Although the shipping industry has been preparing for the upcoming 2020 sulphur cap, international maritime law specialist Hill Dickinson comments that it will be a challenging period for litigators as they will have to deal with disputes between owners, charterers and bunker suppliers in cases of non-compliance
Specifically, following the preparations, there is a feeling of uncertainty around the practical and contractual challenges presented.
# Practical Issues
Shipowners are on the spotlight of the Marpol authorities, ensuring their compliance; If a vessel is not equipped with a scrubber system, compliance is challenging because of the practical issues arising ranging from availability of compliant bunkers, completeness of paperwork on board, tank and line cleaning through to a detailed understanding of fuel stability, compatibility and fuel segregation issues.
# Contractual Issues
Commonly, shipowners devolve the responsibility of supplying the ship’s bunkers to their time charterers. Yet, this is followed by contractual disputes in cases where fuel supplied is found to be marginally above the 0.5% sulphur content.
Hill Dickinson addresses that for the time being there is little guidelines available as to how the Marpol authorities will behave when dealing with marginal breaches of the sulphur cap. Each authority is able to set its own regulations, and potentially enforcement, and the fines associated with breaches will be uneven.
Beth Bradley, a Hill Dickinson Partner states that
The interesting area is what happens where you’ve ordered a compliant fuel, it looks like a compliant fuel, but when it’s tested it’s just off-spec, just slightly over the 0.50% – whose responsibility is that?
Mr Bradley notes that usually the dispute between the parties is a constant fight, trying to understand whether the problem arose from the fuel supplied or how it was handled on board.
However, the sulphur cap adds another challenge, given the situation that a vessel may be ordered to de-bunker, arising the question of who is going to pay the costs.
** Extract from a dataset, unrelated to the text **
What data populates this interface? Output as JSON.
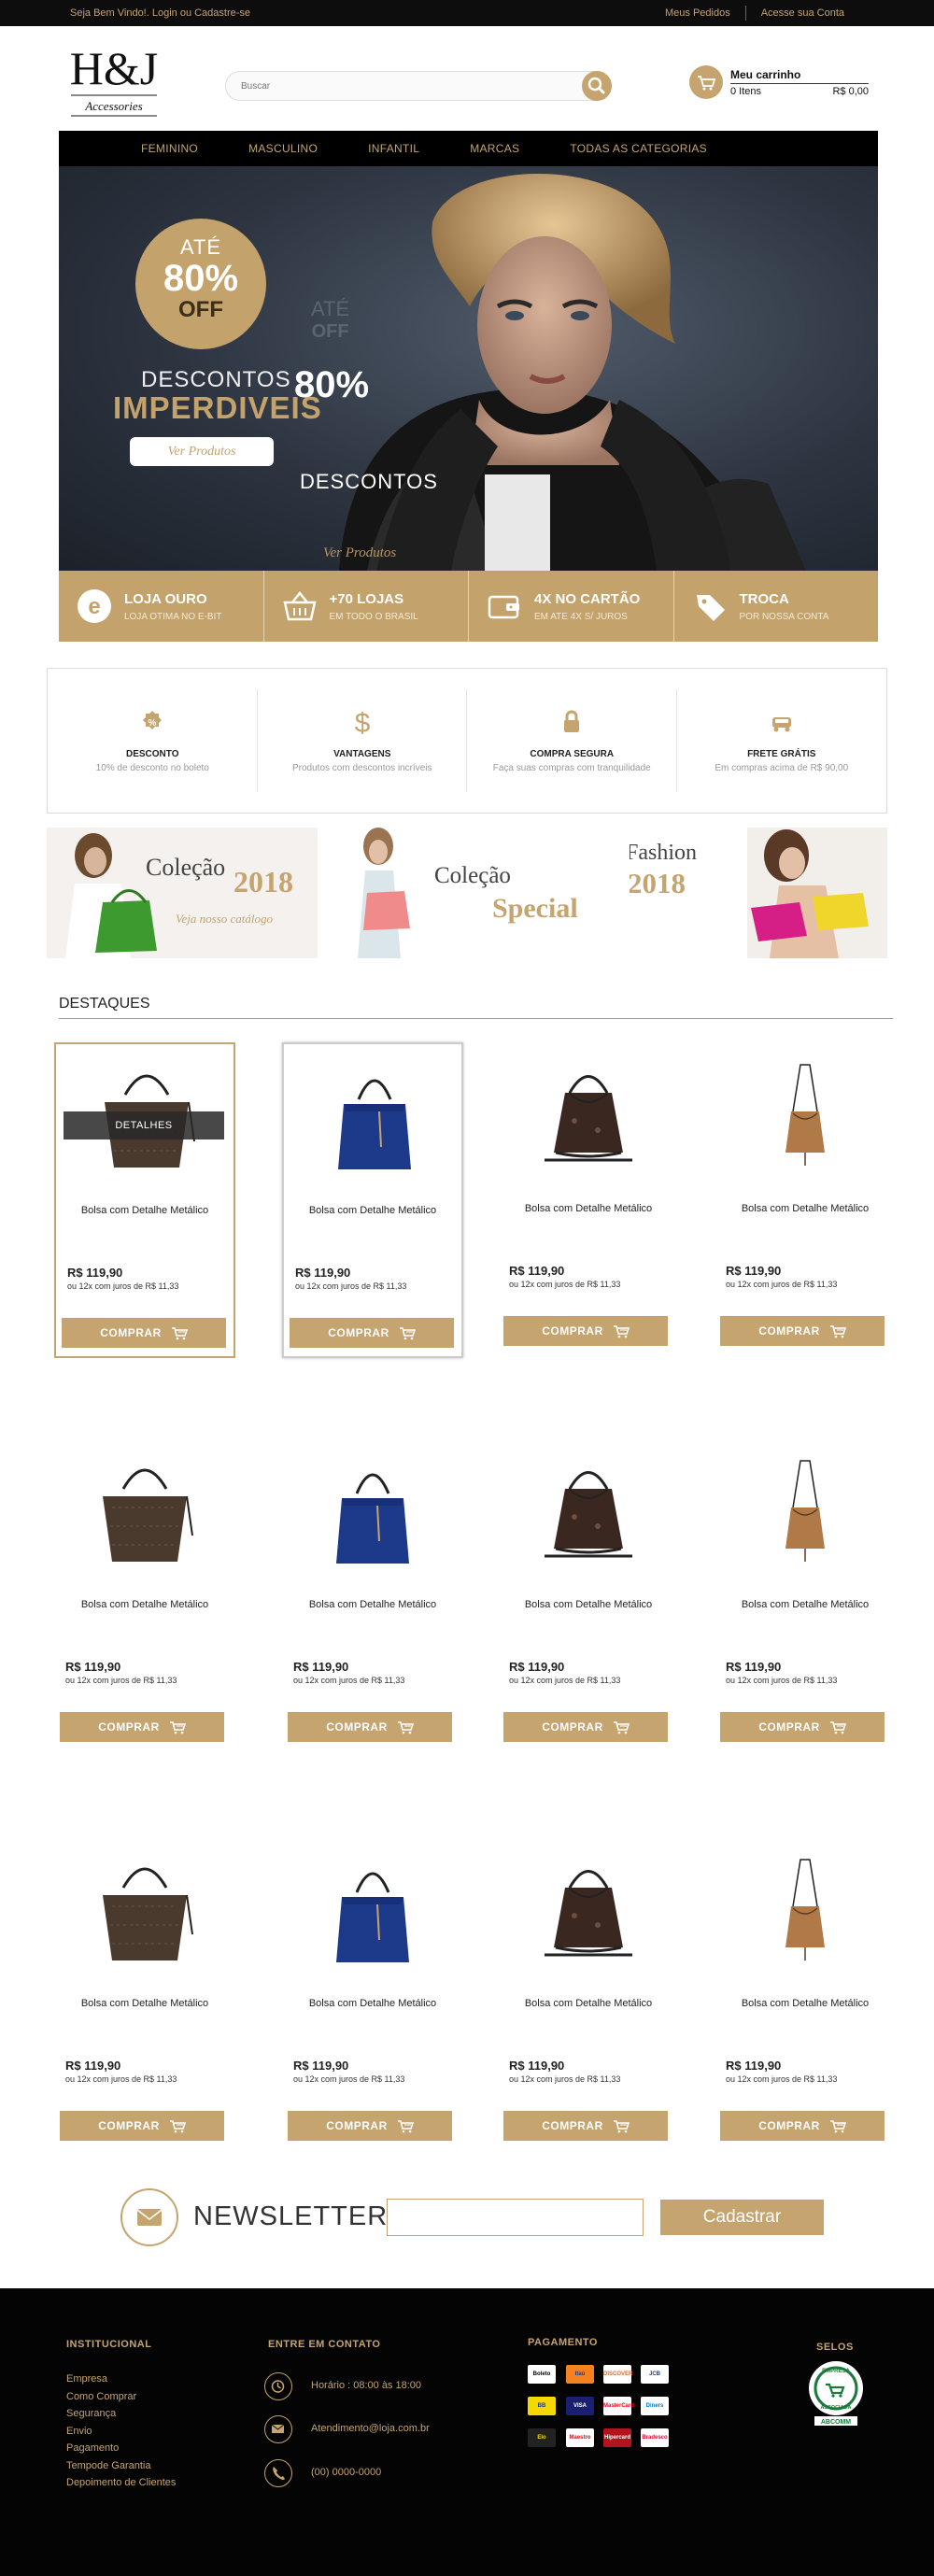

There will be a lot more focus on what has happened onboard. Such as, were the lines completely clean? Were the tanks completely clean?
… Mr Bradley addresses.
In addition, the Marpol sample and commercial samples will focus on owners, who will be fined on the basis of the Marpol sample and contractual disputes are likely to focus on the commercial sample and arguments around the applicable margin of error to test results as charterers and bunker suppliers seek to show that they delivered compliant fuel
Hill Dickinson proposes that “time charterparties and related bunker supply contracts should contain carefully worded provisions to clarify bunker specifications, sampling procedures and how the potential loss of time owing to inspections and de-bunkering operations is to be shared.”